Each entry in the override specifies the test file and the new expected result (PASS, XFAIL, UNSUPPORTED). There are also optional fields which specify flags and the test-type (for example compile or execute) which allow the test to be overridden at much finer granularity (for example, only for the execution stage when it is compiled at -O1).

The patched DejaGnu and GCC regression suites are available on Embecosm GitHub. There is also an example override file which shows the format of the entries in the flexible-llvm-testing repository. In order to run with the override file, the file is provided to the runtest command through the –override_manifest flag.

It is possible to experiment with the override file from the command line. The changes to DejaGnu introduce a new python script called override_test.py which is found alongside runtest in the DejaGnu install/ directory and in the lib/ directory of the DejaGnu source. This can be run with the override file as an argument, for example:

override_test.py override_manifest

Once the script prints READY a query can be specified on stdin in the same format as the entries in the override file:

[gcc.dg/pr20216.c] [-O1] [execute]

The script will then print, XFAIL, UNSUPPORTED, or ABSENT if a matching entry is not found.

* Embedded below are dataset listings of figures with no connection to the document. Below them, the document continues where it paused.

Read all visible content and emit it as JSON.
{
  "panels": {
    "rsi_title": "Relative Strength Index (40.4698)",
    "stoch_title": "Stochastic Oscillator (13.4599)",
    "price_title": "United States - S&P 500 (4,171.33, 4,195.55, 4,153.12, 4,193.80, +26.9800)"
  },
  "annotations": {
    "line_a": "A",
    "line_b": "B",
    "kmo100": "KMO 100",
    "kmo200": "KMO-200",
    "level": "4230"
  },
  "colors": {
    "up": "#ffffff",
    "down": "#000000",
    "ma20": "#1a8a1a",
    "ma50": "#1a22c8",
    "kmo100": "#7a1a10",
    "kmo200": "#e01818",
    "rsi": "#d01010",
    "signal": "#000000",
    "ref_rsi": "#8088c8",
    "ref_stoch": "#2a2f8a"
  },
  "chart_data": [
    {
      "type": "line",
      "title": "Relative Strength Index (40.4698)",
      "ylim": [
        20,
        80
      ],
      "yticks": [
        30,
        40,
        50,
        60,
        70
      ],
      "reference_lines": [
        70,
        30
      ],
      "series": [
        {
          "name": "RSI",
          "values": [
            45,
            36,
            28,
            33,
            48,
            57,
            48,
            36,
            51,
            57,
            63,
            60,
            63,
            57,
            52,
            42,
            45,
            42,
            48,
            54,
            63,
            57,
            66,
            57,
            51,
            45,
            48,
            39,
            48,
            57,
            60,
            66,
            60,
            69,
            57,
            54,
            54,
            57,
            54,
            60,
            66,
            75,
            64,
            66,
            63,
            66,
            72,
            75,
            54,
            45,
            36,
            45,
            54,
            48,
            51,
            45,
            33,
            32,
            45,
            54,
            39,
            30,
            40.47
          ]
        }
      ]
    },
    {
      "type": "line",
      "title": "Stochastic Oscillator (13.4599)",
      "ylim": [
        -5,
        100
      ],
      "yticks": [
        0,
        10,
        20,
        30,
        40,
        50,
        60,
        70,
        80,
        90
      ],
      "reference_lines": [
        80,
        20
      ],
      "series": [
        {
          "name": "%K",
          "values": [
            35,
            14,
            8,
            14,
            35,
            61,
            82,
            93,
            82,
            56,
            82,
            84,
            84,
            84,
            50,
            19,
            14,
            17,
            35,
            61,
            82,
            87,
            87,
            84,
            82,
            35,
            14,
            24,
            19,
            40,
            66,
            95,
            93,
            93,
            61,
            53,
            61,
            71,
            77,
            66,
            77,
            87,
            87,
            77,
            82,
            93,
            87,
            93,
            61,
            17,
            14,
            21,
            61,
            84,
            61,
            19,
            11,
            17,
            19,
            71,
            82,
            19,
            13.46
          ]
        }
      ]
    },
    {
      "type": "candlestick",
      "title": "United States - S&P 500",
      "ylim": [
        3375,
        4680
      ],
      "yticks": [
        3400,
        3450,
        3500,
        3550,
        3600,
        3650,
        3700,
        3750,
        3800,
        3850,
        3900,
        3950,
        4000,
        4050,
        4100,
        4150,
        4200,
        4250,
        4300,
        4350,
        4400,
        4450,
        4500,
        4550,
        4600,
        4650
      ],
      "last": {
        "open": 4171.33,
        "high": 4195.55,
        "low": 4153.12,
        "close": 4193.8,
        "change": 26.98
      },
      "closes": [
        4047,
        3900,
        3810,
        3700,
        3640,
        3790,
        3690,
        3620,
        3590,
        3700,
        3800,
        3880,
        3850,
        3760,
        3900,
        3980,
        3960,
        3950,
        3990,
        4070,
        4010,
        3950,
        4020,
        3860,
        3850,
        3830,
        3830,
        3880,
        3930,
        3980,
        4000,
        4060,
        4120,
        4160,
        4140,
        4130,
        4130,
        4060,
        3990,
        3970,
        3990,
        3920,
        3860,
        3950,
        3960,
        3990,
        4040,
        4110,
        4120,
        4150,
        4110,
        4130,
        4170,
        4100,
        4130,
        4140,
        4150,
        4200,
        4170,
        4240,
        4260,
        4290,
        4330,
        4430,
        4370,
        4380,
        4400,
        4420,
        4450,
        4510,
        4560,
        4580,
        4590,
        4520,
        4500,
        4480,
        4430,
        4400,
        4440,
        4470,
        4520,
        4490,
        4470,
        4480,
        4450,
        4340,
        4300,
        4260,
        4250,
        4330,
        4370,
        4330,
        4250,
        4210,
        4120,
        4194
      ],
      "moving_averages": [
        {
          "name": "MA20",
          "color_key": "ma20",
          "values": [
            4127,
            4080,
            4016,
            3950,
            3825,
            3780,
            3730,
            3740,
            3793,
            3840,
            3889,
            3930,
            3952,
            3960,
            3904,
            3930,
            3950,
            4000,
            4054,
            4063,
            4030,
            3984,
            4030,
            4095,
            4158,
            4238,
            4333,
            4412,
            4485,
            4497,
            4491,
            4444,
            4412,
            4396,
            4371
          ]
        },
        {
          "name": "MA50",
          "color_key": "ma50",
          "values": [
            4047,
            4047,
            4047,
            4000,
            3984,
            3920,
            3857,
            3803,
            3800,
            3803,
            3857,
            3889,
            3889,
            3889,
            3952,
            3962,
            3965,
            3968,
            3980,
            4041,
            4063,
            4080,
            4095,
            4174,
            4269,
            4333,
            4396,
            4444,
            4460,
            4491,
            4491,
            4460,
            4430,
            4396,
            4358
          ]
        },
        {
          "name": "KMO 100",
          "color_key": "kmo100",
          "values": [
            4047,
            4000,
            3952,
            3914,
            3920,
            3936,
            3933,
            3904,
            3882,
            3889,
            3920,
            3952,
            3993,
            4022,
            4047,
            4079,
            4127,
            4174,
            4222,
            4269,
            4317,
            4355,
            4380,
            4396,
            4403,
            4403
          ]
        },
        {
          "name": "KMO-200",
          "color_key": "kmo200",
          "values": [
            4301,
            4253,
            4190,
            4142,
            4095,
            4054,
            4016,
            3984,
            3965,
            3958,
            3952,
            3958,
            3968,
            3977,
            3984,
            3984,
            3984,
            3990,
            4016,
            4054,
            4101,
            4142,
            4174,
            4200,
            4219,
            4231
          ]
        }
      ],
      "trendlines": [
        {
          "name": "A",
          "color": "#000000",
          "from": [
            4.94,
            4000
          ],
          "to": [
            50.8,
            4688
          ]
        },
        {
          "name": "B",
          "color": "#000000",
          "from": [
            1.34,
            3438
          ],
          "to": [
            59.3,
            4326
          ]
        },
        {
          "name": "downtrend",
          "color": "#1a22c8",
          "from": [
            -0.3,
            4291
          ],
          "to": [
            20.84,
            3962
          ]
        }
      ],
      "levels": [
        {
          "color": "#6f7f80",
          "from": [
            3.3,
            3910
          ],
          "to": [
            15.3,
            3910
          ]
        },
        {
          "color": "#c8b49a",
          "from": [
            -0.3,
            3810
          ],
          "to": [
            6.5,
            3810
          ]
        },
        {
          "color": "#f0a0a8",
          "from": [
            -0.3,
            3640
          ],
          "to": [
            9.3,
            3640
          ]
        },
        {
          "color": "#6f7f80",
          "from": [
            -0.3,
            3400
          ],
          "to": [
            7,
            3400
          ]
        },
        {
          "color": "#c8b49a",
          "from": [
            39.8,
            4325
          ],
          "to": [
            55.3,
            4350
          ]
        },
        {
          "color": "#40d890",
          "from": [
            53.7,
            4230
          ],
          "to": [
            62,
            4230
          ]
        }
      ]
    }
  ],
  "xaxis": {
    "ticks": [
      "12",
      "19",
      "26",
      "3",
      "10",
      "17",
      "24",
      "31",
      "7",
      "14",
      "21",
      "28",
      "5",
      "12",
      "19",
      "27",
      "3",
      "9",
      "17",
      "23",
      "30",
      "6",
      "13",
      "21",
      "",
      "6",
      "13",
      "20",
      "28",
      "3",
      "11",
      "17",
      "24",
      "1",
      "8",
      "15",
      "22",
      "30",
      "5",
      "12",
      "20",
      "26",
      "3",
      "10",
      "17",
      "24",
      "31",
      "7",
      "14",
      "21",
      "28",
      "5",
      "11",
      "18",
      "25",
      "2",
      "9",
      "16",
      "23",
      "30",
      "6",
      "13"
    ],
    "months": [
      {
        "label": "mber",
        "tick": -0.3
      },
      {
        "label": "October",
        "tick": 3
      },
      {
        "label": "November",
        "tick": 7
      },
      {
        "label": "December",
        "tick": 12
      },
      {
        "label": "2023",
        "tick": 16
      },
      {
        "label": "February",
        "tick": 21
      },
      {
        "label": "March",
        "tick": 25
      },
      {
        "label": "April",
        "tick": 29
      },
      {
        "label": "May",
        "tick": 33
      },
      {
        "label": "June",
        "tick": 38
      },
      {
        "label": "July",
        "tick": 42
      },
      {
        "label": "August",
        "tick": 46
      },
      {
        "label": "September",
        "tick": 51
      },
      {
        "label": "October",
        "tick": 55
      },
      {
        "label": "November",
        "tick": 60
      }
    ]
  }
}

Even more testing in the future

The use of GCC regression tests with Clang/LLVM is not new.  Apple and Intel used the GCC 4.2.2 tests with their compilers in 2007.  However, we need to be able to move forward.  The GCC test suite is now much larger and includes tests for the latest 2011 and 2014 C/C++ standards.  With the database approach described, it is not hard to roll the tests forward to the latest versions, nor to include other tests such as the GDB regression tests, or the binutils and newlib tests suites.

The patch to DejaGnu is entirely generic and we’ll be submitting it upstream for inclusion in the standard tool.  Then any test suite will be able to provide such an external hook.